– То есть дома, под охраной моих людей ты чувствуешь себя тревожно?
– Я чувствую себя дурой, которую оберегают, как китайскую вазу эпохи Цинь, непонятно от кого и зачем, – парировала Анна. – Сдувают с меня пыль и не подпускают никого на расстояние ближе километра. А здесь до меня никому дела нет: хочешь, спи, хочешь, гуляй… Это, папа, кстати, называется свободой.
– Позволь мне судить, от кого и как тебя оберегать, – хмуро заметил Дмитрий Васильевич. – И свобода – вещь очень даже относительная.
– Относительно тебя, надо полагать. Ты определяешь, как мне жить и с кем дружить, – насупила брови девушка.
– Об этом мы с тобой поговорим дома, – обрезал суровый папаша, – здесь слишком много посторонних.
– Отчего же? – делано изумилась Анна. – Мне твои церберы роднее всех родных. С утра до ночи вокруг меня вьются, как пчелки вокруг куста цветущего жасмина. Только в туалете от них и можно спастись. Так сказать, уединиться…
– Я сказал, продолжим беседу дома, – сквозь зубы процедил Дмитрий Васильевич. – У меня мало времени.
– Кто бы сомневался, – фыркнула Анна. – На дочь времени, как всегда, не хватает!
Она осеклась под тяжелым взглядом отца и замолчала, отвернувшись к окну.
– Продолжим разговор дома, – повторил Дмитрий Васильевич. – А сейчас я хочу побеседовать с этим молодцом, твоим спасителем от назойливого внимания тирана отца.
Станислав внимательно наблюдал за пикировкой отца с дочерью. Его губы изредка кривила полуулыбка-полуусмешка. Расслышав последние слова седовласого, он подтянулся, приняв стойку «смирно» и изображая всем своим видом готовность к разговору. Дмитрий Васильевич исподлобья оглядел Гордеева.
– Вы знаете, кто я такой? – после недолгой паузы глухим голосом обратился он к молодому человеку.
– Никак нет.
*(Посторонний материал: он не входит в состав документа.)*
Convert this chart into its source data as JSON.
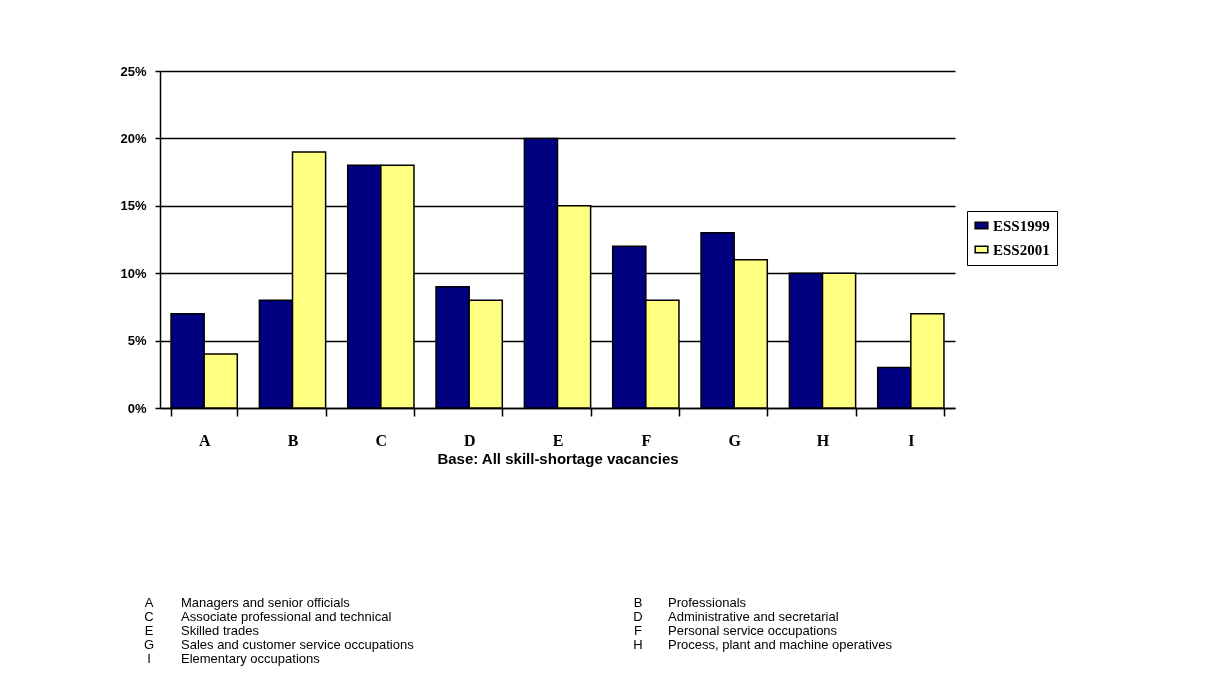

Не имею чести быть представленным вашему высокопревосходительству, – по-уставному отчеканил Стас. – Хотя лицо знакомо… Вы, господин хороший, в лейб-гвардии Павловском полку не служили?
– Не паясничайте, капитан, и отвечайте на мои вопросы, – сверкнул из-под густых бровей глазами Дмитрий Васильевич. – Это в ваших же интересах.
– Даже так? – улыбнулся Гордеев. – С детства не могу понять, почему все вокруг знают, что мне интересно, а что нет, и один я остаюсь в неведении. Сначала родители, потом школьные учителя, преподаватели в училище, командиры – все, кроме меня, а теперь еще и вы, – рассказывали и указывали, что нужно бедному Стасику.
– Мне повторить вопрос? – вперился жестким взглядом в лицо Гордеева седовласый.
– Я уже ответил на него, – сухо произнес Стас. – Мы друг другу не представлены, но лицо ваше мне знакомо. Имя и отчество я узнал из вашего разговора с дочерью несколько минут назад.